Increasing pollution

One solution would be to treat patient urine even before it ends up in waste water. But photocatalysis doesn’t work very well on urine. ‘We don’t yet have a magic bullet to propose, but we’re studying closely the techniques that could limit or even prevent this drug pollution’, Prof. Luis Alconero concludes. It’s a form of pollution that, given the population’s aging and the increase of chronic diseases such as cancer, will only increase in the coming years.

Candice Leblanc

(1) Paracetamol and ibuprofen are over-the-counter painkillers and fever reducers.
(2) R. Janssens et al., ‘Slurry photocatalytic membrane reactor technology for removal of pharmaceutical compounds from wastewater: Towards cytostatic drug elimination’, Science of the Total Environment, 2017.
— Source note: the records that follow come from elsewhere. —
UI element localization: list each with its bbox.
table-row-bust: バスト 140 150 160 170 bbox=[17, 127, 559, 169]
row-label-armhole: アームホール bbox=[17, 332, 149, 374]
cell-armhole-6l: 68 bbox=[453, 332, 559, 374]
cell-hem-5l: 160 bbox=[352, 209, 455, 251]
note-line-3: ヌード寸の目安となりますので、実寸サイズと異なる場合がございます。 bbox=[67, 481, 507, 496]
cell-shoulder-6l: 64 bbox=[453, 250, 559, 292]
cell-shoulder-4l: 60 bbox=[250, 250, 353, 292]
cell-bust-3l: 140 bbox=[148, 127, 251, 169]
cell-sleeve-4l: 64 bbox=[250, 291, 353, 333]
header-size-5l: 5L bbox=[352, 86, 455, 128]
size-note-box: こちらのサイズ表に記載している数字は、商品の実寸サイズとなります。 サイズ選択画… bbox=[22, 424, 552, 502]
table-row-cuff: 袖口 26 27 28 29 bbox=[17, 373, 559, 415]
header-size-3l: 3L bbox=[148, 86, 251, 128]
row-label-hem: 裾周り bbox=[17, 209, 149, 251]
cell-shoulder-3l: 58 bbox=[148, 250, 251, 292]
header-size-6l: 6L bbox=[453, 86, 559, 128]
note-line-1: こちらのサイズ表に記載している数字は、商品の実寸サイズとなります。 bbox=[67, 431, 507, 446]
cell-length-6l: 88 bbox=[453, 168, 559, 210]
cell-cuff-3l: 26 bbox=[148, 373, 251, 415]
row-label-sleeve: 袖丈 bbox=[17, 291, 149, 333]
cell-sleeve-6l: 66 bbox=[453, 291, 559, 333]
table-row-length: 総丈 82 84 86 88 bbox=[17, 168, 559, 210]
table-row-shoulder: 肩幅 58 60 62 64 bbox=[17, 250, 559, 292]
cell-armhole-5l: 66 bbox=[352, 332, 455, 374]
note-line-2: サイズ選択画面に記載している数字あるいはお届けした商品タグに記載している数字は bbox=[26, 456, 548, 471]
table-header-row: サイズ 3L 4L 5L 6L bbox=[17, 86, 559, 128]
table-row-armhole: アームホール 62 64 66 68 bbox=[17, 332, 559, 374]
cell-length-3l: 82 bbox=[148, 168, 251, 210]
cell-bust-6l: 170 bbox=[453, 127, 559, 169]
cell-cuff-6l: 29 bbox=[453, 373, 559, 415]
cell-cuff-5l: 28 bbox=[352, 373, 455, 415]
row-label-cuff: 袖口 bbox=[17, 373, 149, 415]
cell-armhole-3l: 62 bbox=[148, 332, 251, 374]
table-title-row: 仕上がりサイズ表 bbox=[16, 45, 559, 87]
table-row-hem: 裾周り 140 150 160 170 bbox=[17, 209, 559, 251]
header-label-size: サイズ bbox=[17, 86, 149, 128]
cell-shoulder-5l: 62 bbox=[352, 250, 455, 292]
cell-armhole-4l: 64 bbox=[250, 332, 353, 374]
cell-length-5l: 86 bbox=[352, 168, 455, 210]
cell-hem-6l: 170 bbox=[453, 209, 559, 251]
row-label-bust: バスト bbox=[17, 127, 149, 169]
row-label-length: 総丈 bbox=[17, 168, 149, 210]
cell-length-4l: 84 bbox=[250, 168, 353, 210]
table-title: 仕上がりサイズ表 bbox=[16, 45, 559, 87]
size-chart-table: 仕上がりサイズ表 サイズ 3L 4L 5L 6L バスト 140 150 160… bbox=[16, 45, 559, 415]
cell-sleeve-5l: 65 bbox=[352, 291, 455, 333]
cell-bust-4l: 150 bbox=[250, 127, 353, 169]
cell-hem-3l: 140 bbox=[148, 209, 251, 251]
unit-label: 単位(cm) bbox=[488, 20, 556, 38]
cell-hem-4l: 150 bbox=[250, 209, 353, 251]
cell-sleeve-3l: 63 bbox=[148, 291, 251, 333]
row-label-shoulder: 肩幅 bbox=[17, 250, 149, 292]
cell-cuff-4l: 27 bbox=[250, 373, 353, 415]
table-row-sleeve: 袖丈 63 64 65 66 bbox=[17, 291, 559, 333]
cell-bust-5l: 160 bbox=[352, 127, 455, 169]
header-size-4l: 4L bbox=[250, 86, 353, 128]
A glance at Patricia Luis Alconero's bio

Patricia Luis Alconero is a researcher and professor at UCLouvain's Institute of Mechanics, Materials and Civil Engineering (iMMC). She earned her chemical engineering degree in 2004 from the University of Cantabria (Spain), where she also earned her PhD, in 2009. Following a three-year postdoc at KULeuven, she has been a professor at UCLouvain since 2013. Her research focuses on membrane technologies and the role they can play in cleaning up pollution..

A glance at Raphaël Janssens's bio

Raphaël Janssens earned a master's degree in chemical engineering and materials in 2015 at UCLouvain. Since then, he has been preparing a PhD thesis on the disposal of oncology drugs in waste water from hospitals.